BUCKHANNON – Buckhannon-Upshur High School is working to combat student apathy through The Power of ICU – a program it began being implemented at the beginning of the school year.

The mission of ICU is to defeat student apathy through a culture where mastery, completion and accountability are the standards for learning.

Garrett Friend, who is part of a team implementing ICU at the high school, recently presented at a board of education meeting about what has happened so far this year.

“We have a real issue at our high school,” he said. “Mr. [Eddie] Vincent [principal] asked us what the real issue was. He thought it was test scores. Mr. Hill [co-founder of ICU] thought it was test scores. The answer is student apathy. That is something we have been combatting.”

While the high school has not fully implemented ICU, it has began to lay the framework of what will be a several year process.

Another team member Jamie Davis said the conference she and others attended with Hill was fantastic and she took a lot away from his presentation.

He said, ‘it’s not about me,” she said. Davis said she questioned that because she thought it was about her as an educator.

However, Hill emphasized that it’s about the students.

“It’s about what you are doing and teaching them but it’s not about you,” she said. “It’s about them.”

The Power of ICU mission statement includes that every student completes every assignment.

“That is our goal,” she said.

Usually students take a 0 if they don’t turn in an assignment but that can actually mean letting the student off the hook, according to Davis.

“By going back and saying no zeros allowed, that’s accountability for them,” she said. “They have to complete the assignment.”

Another teacher, Ann Clem, said it was ironic that the two leaders of the team, she and Friend, were dead set against ICU in the beginning. But both changed their minds as they delved into the material.

“The very first thing that was a dagger into my heart was ‘it’s not about you,’” she said. “ It brought me back to my student teaching days where I said if I’m not doing a good enough day then I need to change professions.”

Clem said she became a believer in the program.

“It’s a great program,” she said. “It has made me a much better teacher.”

“I want my kids to learn the material,” she said. “I want them to learn the content. One of the biggest persons that was against it 100 percent, is now in it for the long haul.

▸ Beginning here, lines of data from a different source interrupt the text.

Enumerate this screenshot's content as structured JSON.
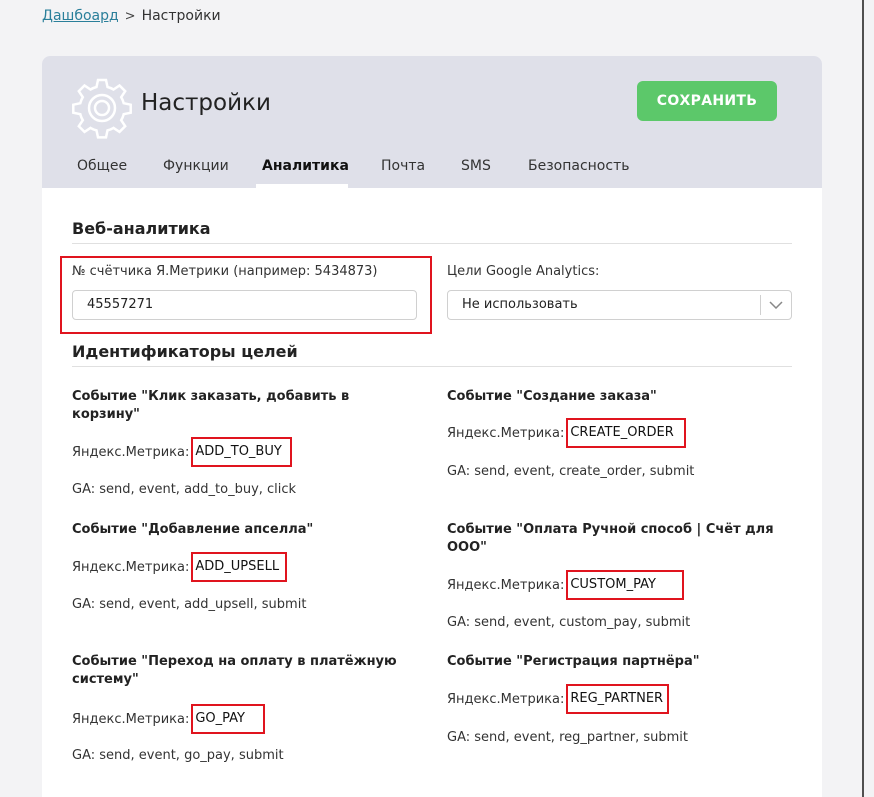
{
  "breadcrumb": {
    "home": "Дашбоард",
    "current": "Настройки"
  },
  "header": {
    "title": "Настройки",
    "save_label": "СОХРАНИТЬ"
  },
  "tabs": [
    {
      "label": "Общее"
    },
    {
      "label": "Функции"
    },
    {
      "label": "Аналитика"
    },
    {
      "label": "Почта"
    },
    {
      "label": "SMS"
    },
    {
      "label": "Безопасность"
    }
  ],
  "web_analytics": {
    "title": "Веб-аналитика",
    "ym_label": "№ счётчика Я.Метрики (например: 5434873)",
    "ym_value": "45557271",
    "ga_label": "Цели Google Analytics:",
    "ga_value": "Не использовать"
  },
  "goals": {
    "title": "Идентификаторы целей",
    "ym_prefix": "Яндекс.Метрика:",
    "events": [
      {
        "title": "Событие \"Клик заказать, добавить в корзину\"",
        "code": "ADD_TO_BUY",
        "ga": "GA: send, event, add_to_buy, click"
      },
      {
        "title": "Событие \"Создание заказа\"",
        "code": "CREATE_ORDER",
        "ga": "GA: send, event, create_order, submit"
      },
      {
        "title": "Событие \"Добавление апселла\"",
        "code": "ADD_UPSELL",
        "ga": "GA: send, event, add_upsell, submit"
      },
      {
        "title": "Событие \"Оплата Ручной способ | Счёт для ООО\"",
        "code": "CUSTOM_PAY",
        "ga": "GA: send, event, custom_pay, submit"
      },
      {
        "title": "Событие \"Переход на оплату в платёжную систему\"",
        "code": "GO_PAY",
        "ga": "GA: send, event, go_pay, submit"
      },
      {
        "title": "Событие \"Регистрация партнёра\"",
        "code": "REG_PARTNER",
        "ga": "GA: send, event, reg_partner, submit"
      }
    ]
  },
  "colors": {
    "accent_green": "#5cc86a",
    "highlight_red": "#e0141e",
    "header_bg": "#dfe0e9"
  }
}
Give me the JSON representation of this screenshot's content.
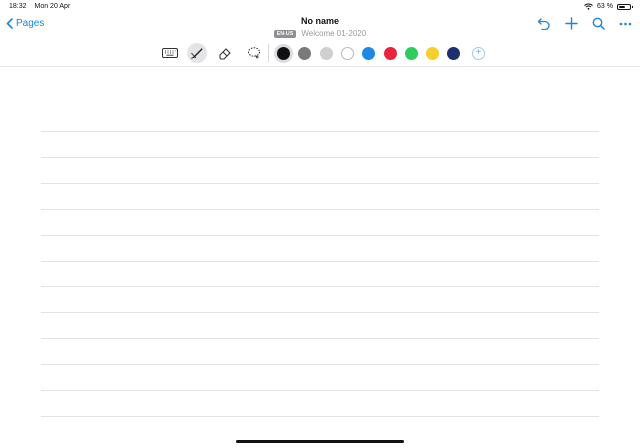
{
  "status_bar": {
    "time": "18:32",
    "date": "Mon 20 Apr",
    "battery_percent": "63 %",
    "battery_level": 0.63
  },
  "nav": {
    "back_label": "Pages",
    "title": "No name",
    "language_badge": "EN-US",
    "subtitle": "Welcome 01-2020"
  },
  "toolbar": {
    "tools": [
      "keyboard-icon",
      "pen-icon",
      "eraser-icon",
      "lasso-icon"
    ],
    "active_tool": "pen-icon",
    "colors": [
      "#111111",
      "#7a7a7a",
      "#cfcfcf",
      "#ffffff",
      "#1e88e5",
      "#e8243c",
      "#2ecc5e",
      "#f5cf2b",
      "#1f2f6e"
    ],
    "selected_color": "#111111",
    "add_color_icon": "plus-icon"
  },
  "accent_color": "#1a84e0"
}
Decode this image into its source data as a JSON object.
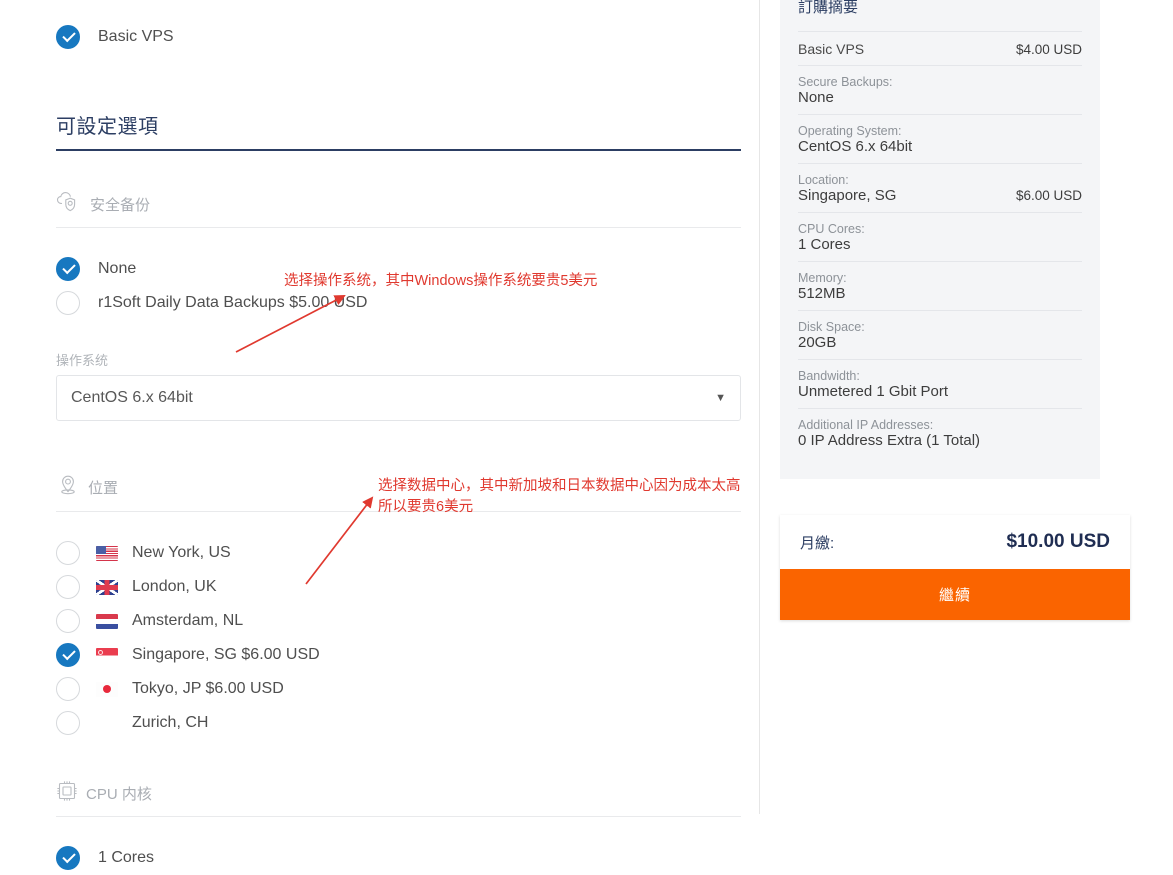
{
  "product": {
    "selected_label": "Basic VPS",
    "config_heading": "可設定選項"
  },
  "sections": {
    "backups": {
      "icon": "cloud-shield-icon",
      "title": "安全备份",
      "options": [
        {
          "label": "None",
          "selected": true
        },
        {
          "label": "r1Soft Daily Data Backups $5.00 USD",
          "selected": false
        }
      ]
    },
    "os": {
      "field_label": "操作系统",
      "selected_value": "CentOS 6.x 64bit",
      "caret": "chevron-down-icon"
    },
    "location": {
      "icon": "map-pin-icon",
      "title": "位置",
      "options": [
        {
          "label": "New York, US",
          "flag": "us",
          "selected": false
        },
        {
          "label": "London, UK",
          "flag": "uk",
          "selected": false
        },
        {
          "label": "Amsterdam, NL",
          "flag": "nl",
          "selected": false
        },
        {
          "label": "Singapore, SG $6.00 USD",
          "flag": "sg",
          "selected": true
        },
        {
          "label": "Tokyo, JP $6.00 USD",
          "flag": "jp",
          "selected": false
        },
        {
          "label": "Zurich, CH",
          "flag": "none",
          "selected": false
        }
      ]
    },
    "cpu": {
      "icon": "cpu-icon",
      "title": "CPU 内核",
      "options": [
        {
          "label": "1 Cores",
          "selected": true
        }
      ]
    }
  },
  "annotations": [
    {
      "id": "os-annotation",
      "text": "选择操作系统，其中Windows操作系统要贵5美元",
      "color": "#e0392f"
    },
    {
      "id": "location-annotation",
      "text": "选择数据中心，其中新加坡和日本数据中心因为成本太高\n所以要贵6美元",
      "color": "#e0392f"
    }
  ],
  "summary": {
    "title": "訂購摘要",
    "rows": [
      {
        "key": "Basic VPS",
        "value": "",
        "price": "$4.00 USD",
        "is_product": true
      },
      {
        "key": "Secure Backups:",
        "value": "None",
        "price": ""
      },
      {
        "key": "Operating System:",
        "value": "CentOS 6.x 64bit",
        "price": ""
      },
      {
        "key": "Location:",
        "value": "Singapore, SG",
        "price": "$6.00 USD"
      },
      {
        "key": "CPU Cores:",
        "value": "1 Cores",
        "price": ""
      },
      {
        "key": "Memory:",
        "value": "512MB",
        "price": ""
      },
      {
        "key": "Disk Space:",
        "value": "20GB",
        "price": ""
      },
      {
        "key": "Bandwidth:",
        "value": "Unmetered 1 Gbit Port",
        "price": ""
      },
      {
        "key": "Additional IP Addresses:",
        "value": "0 IP Address Extra (1 Total)",
        "price": ""
      }
    ],
    "total_label": "月繳:",
    "total_value": "$10.00 USD",
    "continue_label": "繼續"
  },
  "colors": {
    "accent_blue": "#1778c0",
    "heading_navy": "#2c3e63",
    "annotation_red": "#e0392f",
    "cta_orange": "#fa6400",
    "panel_gray": "#f4f5f7"
  }
}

It has made me rethink how I teach and how I look at my students in accepting late work and not counting off points for it.”

Friend said that the one-day training in August brought more faculty and staff on board with the program.

“There are 107 adults in this building who are willing to help any student at any given time,” he said.

Part of that are life guards, teachers Mike Donato and Nicole Cerullo, who have been allotted time to focus solely on ICU.

“We are working on it,” Friend said. “We are really building a culture.”

At the Nov. 13 board meeting, Friend said there had been 4,573 assignments completed but 2,491 remained outstanding.

“We have 502 students who owe a teacher at least one assignment,” he said. “That’s approximately half the school but the great thing about it is I know about it….our cooks know about it and their parents know about it.”

The idea is that the students will be reminded about their missing work and encouraged to turn it in by all the people they interact with at the school.

Parents are alerted to their student being placed on the ICU list via email and text message – if they sign up for the text option.

When the student completes their work and are removed from the list, the parents are also notified.

Several weeks ago, a blitz day was held where extra time was given to students to complete their work. Those students who were not on the ICU list were rewarded with a movie in the auditorium.

Davis said one student went from the top of the list of assignments to be completed to the top 10 list of students who have completed their assignments.

“This program works,” she said. “I am absolutely obsessed with it.”